With this, Emma picks her head up and swipes her eyes clear. "Thanks Ernest, you're right. Okay. You've given me some serious thinking to do about why I'm here."

"Okay sisi, you are here for the right reasons, I am sure."

All of a sudden it's the last day of class.
The day is festive, yet sad. All the little kids who gave Andy so much stress before, now play soccer in a circle and take turns taking pictures with his fancy camera. The angry faces he confronted that first day are nowhere to be found. Emma gets her hair braided, and exchanges endless hugs with all the girls she has grown so close to.

Andy, Emma, Jane and Ernest all stand in front of the class. They call out each learner's name one by one, and hand them a certificate of participation. The learners cannot hide their pride, and the tutors smile big and wide. Group photo's flash and capture a moment none of them will forget anytime soon.

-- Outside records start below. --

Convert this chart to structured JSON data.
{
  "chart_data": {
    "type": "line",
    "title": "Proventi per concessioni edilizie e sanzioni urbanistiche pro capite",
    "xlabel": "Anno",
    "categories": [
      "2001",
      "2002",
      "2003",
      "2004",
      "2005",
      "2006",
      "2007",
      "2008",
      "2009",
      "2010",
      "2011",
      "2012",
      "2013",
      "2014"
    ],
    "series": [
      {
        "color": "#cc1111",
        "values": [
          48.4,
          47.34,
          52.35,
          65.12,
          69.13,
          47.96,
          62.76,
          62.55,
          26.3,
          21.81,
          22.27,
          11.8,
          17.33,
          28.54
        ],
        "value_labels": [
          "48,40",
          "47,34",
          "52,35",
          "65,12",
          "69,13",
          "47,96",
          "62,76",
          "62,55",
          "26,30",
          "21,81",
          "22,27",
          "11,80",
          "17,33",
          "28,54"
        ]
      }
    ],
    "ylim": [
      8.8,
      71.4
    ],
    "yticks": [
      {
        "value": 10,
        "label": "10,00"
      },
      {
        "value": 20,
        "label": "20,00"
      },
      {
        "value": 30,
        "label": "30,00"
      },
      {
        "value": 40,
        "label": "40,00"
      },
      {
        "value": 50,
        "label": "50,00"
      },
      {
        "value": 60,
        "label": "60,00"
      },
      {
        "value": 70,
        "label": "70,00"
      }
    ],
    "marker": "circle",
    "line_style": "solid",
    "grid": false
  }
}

"I can't believe it's time to go home already," says Andy.

"Ah! Don't talk about it!" cries Emma. "I don't want to think about it, I don't want to go home!"

"To think, two short weeks ago we were strangers in this place, to these people, and now..."

"And now I want to take all of them home with me."

"But do you really?" Andy inquires.

"In my heart, yes. But in reality, no. No, I am honored to have interacted with these children, and with Ernest, and Jane, and to have learned so much from all of them."

"Yea I agree. We can only hope that we gave enough of ourselves to balance the scales."

“It’s complicated, you know. There are many larger forces influencing our interactions, and it can be difficult. But at least we’re all getting to have the experience; at least we get to hang out and become friends.”
“And what else could any of us hope to get out of it?”